1.3 Testamento cerrado. Otorgándose también ante Notario, su característica principal es que este no conocerá el contenido del testamento. El testador, sin revelar sus últimas voluntades, declara que se encuentran recogidas en el pliego. Ese “secreto” es su principal ventaja, pero está sometido a un gran número de formalidades que pueden conllevar su nulidad por no contar con el asesoramiento o ayuda del Notario o de un especialista.

 

2. Testamentos especiales

Se consideran testamentos especiales:

2.1 Testamento militar. Distinguiéndose entre: 1) abierto ordinario, que caduca pasados 4 meses desde que, en tiempo de guerra, el testador dejó de estar en campaña; 2) abierto extraordinario, que podrá otorgarse de palabra ante dos testigos durante y generalmente en peligro próximo de acción de guerra y que caducará si el testador se salva del peligro por el que testó o si habiendo fallecido no se formaliza por los testigos ante el Auditor de guerra o funcionario de justicia que siga al ejército; 3) cerrado, es el otorgado ante un Comisario de guerra que ejercerá las funciones de Notario.

2.2 Testamento marítimo. Se distingue a su vez entre: 1) ordinario, pudiendo ser abierto o cerrado y caducando en todo caso a los 4 meses desde que el testador desembarca en tierra firme donde pueda testar de forma ordinaria; 2) abierto en peligro de naufragio, caduca si el testador se salva o si habiendo fallecido no se formaliza por los testigos.

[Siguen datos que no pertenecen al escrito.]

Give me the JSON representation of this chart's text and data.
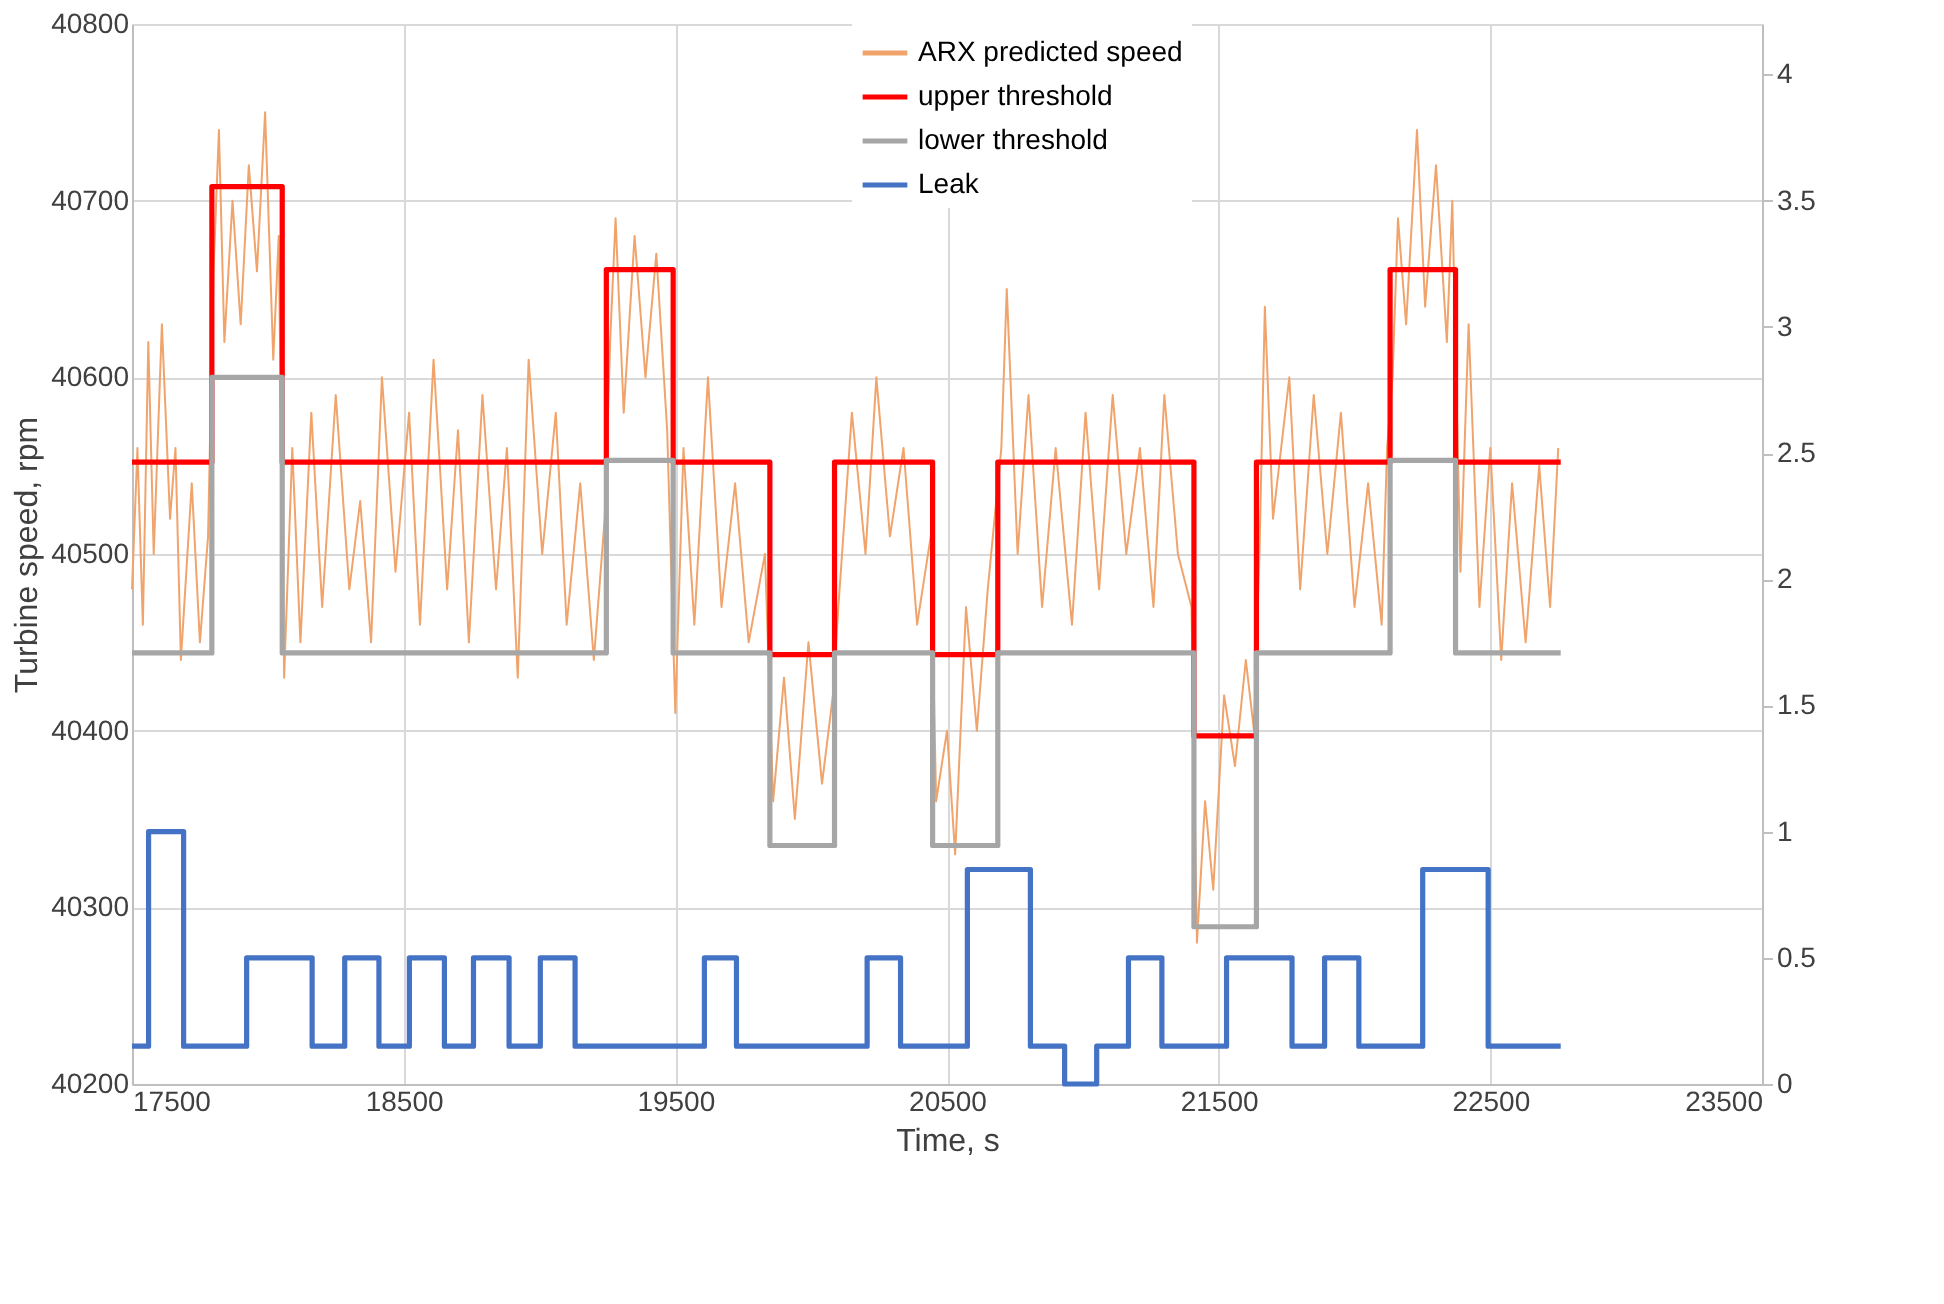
{
  "chart_data": {
    "type": "line",
    "xlabel": "Time, s",
    "ylabel": "Turbine speed, rpm",
    "xlim": [
      17500,
      23500
    ],
    "xticks": [
      17500,
      18500,
      19500,
      20500,
      21500,
      22500,
      23500
    ],
    "ylim": [
      40200,
      40800
    ],
    "yticks": [
      40200,
      40300,
      40400,
      40500,
      40600,
      40700,
      40800
    ],
    "y2lim": [
      0,
      4.2
    ],
    "y2ticks": [
      0,
      0.5,
      1,
      1.5,
      2,
      2.5,
      3,
      3.5,
      4
    ],
    "grid": true,
    "legend": "top",
    "series": [
      {
        "name": "ARX predicted speed",
        "color": "#f0a46c",
        "x": [
          17500,
          17520,
          17540,
          17560,
          17580,
          17610,
          17640,
          17660,
          17680,
          17720,
          17750,
          17780,
          17800,
          17820,
          17840,
          17870,
          17900,
          17930,
          17960,
          17990,
          18020,
          18040,
          18060,
          18090,
          18120,
          18160,
          18200,
          18250,
          18300,
          18340,
          18380,
          18420,
          18470,
          18520,
          18560,
          18610,
          18660,
          18700,
          18740,
          18790,
          18840,
          18880,
          18920,
          18960,
          19010,
          19060,
          19100,
          19150,
          19200,
          19240,
          19260,
          19280,
          19310,
          19350,
          19390,
          19430,
          19470,
          19500,
          19530,
          19570,
          19620,
          19670,
          19720,
          19770,
          19830,
          19860,
          19900,
          19940,
          19990,
          20040,
          20080,
          20100,
          20150,
          20200,
          20240,
          20290,
          20340,
          20390,
          20440,
          20460,
          20500,
          20530,
          20570,
          20610,
          20650,
          20700,
          20720,
          20760,
          20800,
          20850,
          20900,
          20960,
          21010,
          21060,
          21110,
          21160,
          21210,
          21260,
          21300,
          21350,
          21400,
          21420,
          21450,
          21480,
          21520,
          21560,
          21600,
          21630,
          21650,
          21670,
          21700,
          21760,
          21800,
          21850,
          21900,
          21950,
          22000,
          22050,
          22100,
          22120,
          22140,
          22160,
          22190,
          22230,
          22260,
          22300,
          22340,
          22360,
          22390,
          22420,
          22460,
          22500,
          22540,
          22580,
          22630,
          22680,
          22720,
          22750
        ],
        "values": [
          40480,
          40560,
          40460,
          40620,
          40500,
          40630,
          40520,
          40560,
          40440,
          40540,
          40450,
          40510,
          40660,
          40740,
          40620,
          40700,
          40630,
          40720,
          40660,
          40750,
          40610,
          40680,
          40430,
          40560,
          40450,
          40580,
          40470,
          40590,
          40480,
          40530,
          40450,
          40600,
          40490,
          40580,
          40460,
          40610,
          40480,
          40570,
          40450,
          40590,
          40480,
          40560,
          40430,
          40610,
          40500,
          40580,
          40460,
          40540,
          40440,
          40520,
          40620,
          40690,
          40580,
          40680,
          40600,
          40670,
          40570,
          40410,
          40560,
          40460,
          40600,
          40470,
          40540,
          40450,
          40500,
          40360,
          40430,
          40350,
          40450,
          40370,
          40420,
          40470,
          40580,
          40500,
          40600,
          40510,
          40560,
          40460,
          40510,
          40360,
          40400,
          40330,
          40470,
          40400,
          40480,
          40560,
          40650,
          40500,
          40590,
          40470,
          40560,
          40460,
          40580,
          40480,
          40590,
          40500,
          40560,
          40470,
          40590,
          40500,
          40470,
          40280,
          40360,
          40310,
          40420,
          40380,
          40440,
          40400,
          40500,
          40640,
          40520,
          40600,
          40480,
          40590,
          40500,
          40580,
          40470,
          40540,
          40460,
          40560,
          40600,
          40690,
          40630,
          40740,
          40640,
          40720,
          40620,
          40700,
          40490,
          40630,
          40470,
          40560,
          40440,
          40540,
          40450,
          40550,
          40470,
          40560
        ]
      },
      {
        "name": "upper threshold",
        "color": "#ff0000",
        "type": "step",
        "x": [
          17500,
          17794,
          18053,
          19246,
          19492,
          19848,
          20086,
          20447,
          20687,
          21409,
          21639,
          22131,
          22372,
          22759
        ],
        "values": [
          40552,
          40708,
          40552,
          40661,
          40552,
          40443,
          40552,
          40443,
          40552,
          40397,
          40552,
          40661,
          40552,
          40552
        ]
      },
      {
        "name": "lower threshold",
        "color": "#a6a6a6",
        "type": "step",
        "x": [
          17500,
          17794,
          18053,
          19246,
          19492,
          19848,
          20086,
          20447,
          20687,
          21409,
          21639,
          22131,
          22372,
          22759
        ],
        "values": [
          40444,
          40600,
          40444,
          40553,
          40444,
          40335,
          40444,
          40335,
          40444,
          40289,
          40444,
          40553,
          40444,
          40444
        ]
      },
      {
        "name": "Leak",
        "color": "#4472c4",
        "type": "step",
        "axis": "y2",
        "x": [
          17500,
          17561,
          17690,
          17922,
          18163,
          18283,
          18409,
          18521,
          18650,
          18757,
          18888,
          19003,
          19131,
          19607,
          19725,
          20206,
          20329,
          20575,
          20807,
          20933,
          21051,
          21168,
          21291,
          21529,
          21770,
          21890,
          22016,
          22251,
          22492,
          22759
        ],
        "values": [
          0.15,
          1,
          0.15,
          0.5,
          0.15,
          0.5,
          0.15,
          0.5,
          0.15,
          0.5,
          0.15,
          0.5,
          0.15,
          0.5,
          0.15,
          0.5,
          0.15,
          0.85,
          0.15,
          0,
          0.15,
          0.5,
          0.15,
          0.5,
          0.15,
          0.5,
          0.15,
          0.85,
          0.15,
          0.15
        ]
      }
    ]
  }
}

2.3 Testamento hecho en lengua extranjera. Cuando el Notario no conozca la lengua en la que el testador expresa su voluntad, se requerirá de un intérprete (elegido por el testador) para que traduzca su voluntad a la lengua oficial del lugar en el que se otorgue testamento. El testamento se inscribirá en ambas lenguas debiéndose señalar cuál ha sido la empleada por el testador.

2.4 Testamento hecho en país extranjero. Los testamentos, sus formas y solemnidades se rigen por la ley del país donde se otorgan. De este modo, los españoles pueden testar fuera del territorio nacional sujetándose a la ley del país en el que se hallen. No obstante, será de aplicación la ley española a los testamentos autorizados por funcionarios diplomáticos o consulares de España en país extranjero.